Wednesday, 20 May 2015

'Bruno Latour and Environmental Governance'—a brief report

Further to my previous post, I had the great pleasure of attending a workshop on 'Bruno Latour and Environmental Governance' at the superbly plush Cumberland Lodge in Windsor this week.

We worked through a stellar line-up of papers, which were innovatively presented and intensively discussed:
Matthijs Kouw and Arthur Petersen, Learning to trust the IPCC again: A diplomatic approach

Mark Brown, Bruno Latour and the democratic representation of climate change

Maximilian Mayer and Michele Acuto, Large assemblages and ‘size’ in world politics: Questioning a forgotten variable to understand the topography of LTS

Philip Conway, The varieties of diplomatic experience (with special attention to the problem of territory)

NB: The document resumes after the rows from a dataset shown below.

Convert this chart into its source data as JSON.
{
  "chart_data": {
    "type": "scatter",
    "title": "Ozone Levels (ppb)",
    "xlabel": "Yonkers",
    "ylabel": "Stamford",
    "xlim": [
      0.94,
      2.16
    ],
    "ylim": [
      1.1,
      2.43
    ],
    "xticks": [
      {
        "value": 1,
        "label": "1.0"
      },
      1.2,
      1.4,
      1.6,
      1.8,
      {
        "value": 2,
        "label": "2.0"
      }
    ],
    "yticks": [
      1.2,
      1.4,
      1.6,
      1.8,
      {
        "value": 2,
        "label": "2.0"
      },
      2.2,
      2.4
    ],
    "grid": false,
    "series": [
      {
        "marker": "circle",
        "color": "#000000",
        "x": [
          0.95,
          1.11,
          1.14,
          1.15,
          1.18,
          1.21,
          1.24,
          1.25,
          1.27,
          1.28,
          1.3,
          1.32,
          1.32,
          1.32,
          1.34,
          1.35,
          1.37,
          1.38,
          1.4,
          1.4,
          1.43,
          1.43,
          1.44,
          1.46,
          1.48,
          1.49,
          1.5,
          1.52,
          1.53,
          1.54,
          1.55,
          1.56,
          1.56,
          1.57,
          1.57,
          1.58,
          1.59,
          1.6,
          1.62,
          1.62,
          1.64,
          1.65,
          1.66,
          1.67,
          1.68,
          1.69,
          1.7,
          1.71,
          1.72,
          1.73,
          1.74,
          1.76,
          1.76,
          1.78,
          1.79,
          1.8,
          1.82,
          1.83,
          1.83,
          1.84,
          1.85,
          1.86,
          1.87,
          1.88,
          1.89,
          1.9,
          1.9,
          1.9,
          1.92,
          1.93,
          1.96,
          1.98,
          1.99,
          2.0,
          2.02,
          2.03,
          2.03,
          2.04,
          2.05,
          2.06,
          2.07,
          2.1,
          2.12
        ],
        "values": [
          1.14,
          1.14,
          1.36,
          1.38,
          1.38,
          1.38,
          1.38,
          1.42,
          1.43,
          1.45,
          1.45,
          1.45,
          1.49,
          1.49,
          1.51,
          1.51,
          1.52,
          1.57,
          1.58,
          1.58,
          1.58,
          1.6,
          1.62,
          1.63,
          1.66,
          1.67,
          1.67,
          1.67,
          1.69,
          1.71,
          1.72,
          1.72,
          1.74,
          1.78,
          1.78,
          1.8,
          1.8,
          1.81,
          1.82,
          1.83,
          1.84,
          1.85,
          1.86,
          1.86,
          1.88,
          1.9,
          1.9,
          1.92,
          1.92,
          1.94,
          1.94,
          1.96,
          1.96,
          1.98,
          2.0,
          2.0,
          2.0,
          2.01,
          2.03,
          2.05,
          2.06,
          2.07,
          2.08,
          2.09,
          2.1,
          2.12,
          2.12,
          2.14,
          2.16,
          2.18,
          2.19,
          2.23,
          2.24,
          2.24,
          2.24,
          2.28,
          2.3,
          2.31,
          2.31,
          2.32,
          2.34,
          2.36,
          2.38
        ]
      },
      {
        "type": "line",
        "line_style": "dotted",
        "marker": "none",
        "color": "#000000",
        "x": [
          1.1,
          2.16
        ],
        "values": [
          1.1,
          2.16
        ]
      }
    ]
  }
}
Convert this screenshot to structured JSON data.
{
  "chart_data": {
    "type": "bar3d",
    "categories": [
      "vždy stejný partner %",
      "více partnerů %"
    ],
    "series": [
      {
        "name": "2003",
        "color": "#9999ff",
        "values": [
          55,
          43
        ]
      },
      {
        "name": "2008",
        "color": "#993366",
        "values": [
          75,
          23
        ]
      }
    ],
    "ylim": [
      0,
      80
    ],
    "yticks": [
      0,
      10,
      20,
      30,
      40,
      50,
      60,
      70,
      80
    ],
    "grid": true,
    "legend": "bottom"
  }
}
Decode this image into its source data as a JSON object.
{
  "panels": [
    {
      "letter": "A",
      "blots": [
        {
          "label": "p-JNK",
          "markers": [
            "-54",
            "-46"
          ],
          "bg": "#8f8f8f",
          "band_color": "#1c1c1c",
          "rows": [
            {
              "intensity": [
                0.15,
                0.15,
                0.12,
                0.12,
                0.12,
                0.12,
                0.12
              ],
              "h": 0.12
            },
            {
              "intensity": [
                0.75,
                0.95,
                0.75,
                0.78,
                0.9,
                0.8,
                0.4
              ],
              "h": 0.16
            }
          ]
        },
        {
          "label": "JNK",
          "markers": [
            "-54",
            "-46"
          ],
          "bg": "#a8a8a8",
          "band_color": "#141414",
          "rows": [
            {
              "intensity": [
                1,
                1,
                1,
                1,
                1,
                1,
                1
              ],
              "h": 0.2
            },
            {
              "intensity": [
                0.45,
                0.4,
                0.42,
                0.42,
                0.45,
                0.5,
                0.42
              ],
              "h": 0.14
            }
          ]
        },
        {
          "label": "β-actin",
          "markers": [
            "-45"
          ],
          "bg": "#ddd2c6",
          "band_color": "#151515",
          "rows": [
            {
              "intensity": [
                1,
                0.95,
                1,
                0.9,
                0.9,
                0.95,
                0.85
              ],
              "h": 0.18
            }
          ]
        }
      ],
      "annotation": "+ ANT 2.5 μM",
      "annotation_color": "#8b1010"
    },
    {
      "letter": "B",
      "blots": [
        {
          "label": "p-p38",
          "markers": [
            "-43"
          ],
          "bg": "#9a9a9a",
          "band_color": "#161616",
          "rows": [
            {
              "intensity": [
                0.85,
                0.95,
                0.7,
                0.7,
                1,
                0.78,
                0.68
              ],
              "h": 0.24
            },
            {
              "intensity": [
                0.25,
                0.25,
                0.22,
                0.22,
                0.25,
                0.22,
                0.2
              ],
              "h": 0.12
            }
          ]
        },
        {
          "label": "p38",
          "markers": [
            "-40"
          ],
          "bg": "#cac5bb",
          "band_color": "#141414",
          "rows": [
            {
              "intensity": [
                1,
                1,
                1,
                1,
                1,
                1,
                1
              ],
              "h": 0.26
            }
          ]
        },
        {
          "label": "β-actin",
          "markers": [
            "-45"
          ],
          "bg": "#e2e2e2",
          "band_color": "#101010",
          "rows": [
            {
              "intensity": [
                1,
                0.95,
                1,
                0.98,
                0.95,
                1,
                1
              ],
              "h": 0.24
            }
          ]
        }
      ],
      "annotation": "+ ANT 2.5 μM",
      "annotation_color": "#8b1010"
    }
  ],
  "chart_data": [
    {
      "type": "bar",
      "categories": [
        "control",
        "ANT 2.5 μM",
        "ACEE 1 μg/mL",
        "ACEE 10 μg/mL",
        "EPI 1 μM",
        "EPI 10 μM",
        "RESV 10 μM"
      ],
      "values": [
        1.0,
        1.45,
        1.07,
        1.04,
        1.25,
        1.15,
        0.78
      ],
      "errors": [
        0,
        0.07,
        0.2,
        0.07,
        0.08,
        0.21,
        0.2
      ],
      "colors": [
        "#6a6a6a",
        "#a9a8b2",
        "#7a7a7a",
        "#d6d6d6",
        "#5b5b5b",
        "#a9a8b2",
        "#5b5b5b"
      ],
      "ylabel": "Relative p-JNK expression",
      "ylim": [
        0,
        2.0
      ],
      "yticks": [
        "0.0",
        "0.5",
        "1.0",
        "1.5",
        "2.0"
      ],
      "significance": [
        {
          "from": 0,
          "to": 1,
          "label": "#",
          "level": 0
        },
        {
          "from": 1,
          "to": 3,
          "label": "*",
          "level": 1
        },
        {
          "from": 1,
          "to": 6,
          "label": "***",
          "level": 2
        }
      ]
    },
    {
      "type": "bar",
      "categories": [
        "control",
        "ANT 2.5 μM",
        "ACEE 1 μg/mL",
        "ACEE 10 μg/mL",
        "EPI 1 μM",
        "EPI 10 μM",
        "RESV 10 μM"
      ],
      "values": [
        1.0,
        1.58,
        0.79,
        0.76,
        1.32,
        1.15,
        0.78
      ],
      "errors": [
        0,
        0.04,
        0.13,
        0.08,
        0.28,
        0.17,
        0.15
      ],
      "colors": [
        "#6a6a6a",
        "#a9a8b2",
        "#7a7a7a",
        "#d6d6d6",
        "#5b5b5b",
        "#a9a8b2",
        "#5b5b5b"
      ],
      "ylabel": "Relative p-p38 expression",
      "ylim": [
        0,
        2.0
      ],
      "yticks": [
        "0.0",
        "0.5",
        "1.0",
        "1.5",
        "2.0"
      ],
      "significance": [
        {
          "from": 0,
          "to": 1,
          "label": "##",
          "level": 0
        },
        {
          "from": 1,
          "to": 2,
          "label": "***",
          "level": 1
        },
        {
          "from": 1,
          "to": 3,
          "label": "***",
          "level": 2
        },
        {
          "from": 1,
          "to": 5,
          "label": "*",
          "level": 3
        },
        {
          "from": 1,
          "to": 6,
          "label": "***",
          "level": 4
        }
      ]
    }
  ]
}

Sandra Junier and Maurits Ersen, “An ant’s nest could bring down a hill”: The material in actor network theory

Arjen Zegwaard, Parliaments of mud

Werner Krauss, The political ecology of emerging climate landscapes

Tim Forsyth, Critically examining Science and Technology Studies within environment and development: Actor Network Theory and the stabilization of science in the Global Landscapes Approach

Stephen Flood and David Frame, The IPCC’s science–policy interface through a Latourian lens

Jasper Montana, ‘An IPCC for biodiversity’: On being, and becoming unlike, IPCC-­like

Ed Dammers, The Nature Outlook as an example of diplomacy between different modes of existence

Hanneke Muilwijk and Albert Faber, Beyond borders: How the Anthropocene re-­colours our world

Jasmine Livingston and Eva Lövbrand, Contested purification: The (un)making of integrated climate science in the IPCC’s Fifth Synthesis Report

Kari de Pryck, Developing a methodology for tracing issues and statements in the IPCC
(N.B. not all co-authors attended the workshop.)
My own paper on diplomacy and territory seemed to be well-received and I particularly benefited from the several co-workshoppers who have had first hand experience of participating in IPCC negotiations. I'm hoping to draw on those experiences as I redraft my paper.

Thanks particularly to the organisers Arthur Petersen, Theo Lorenc and Matthijs Kouw.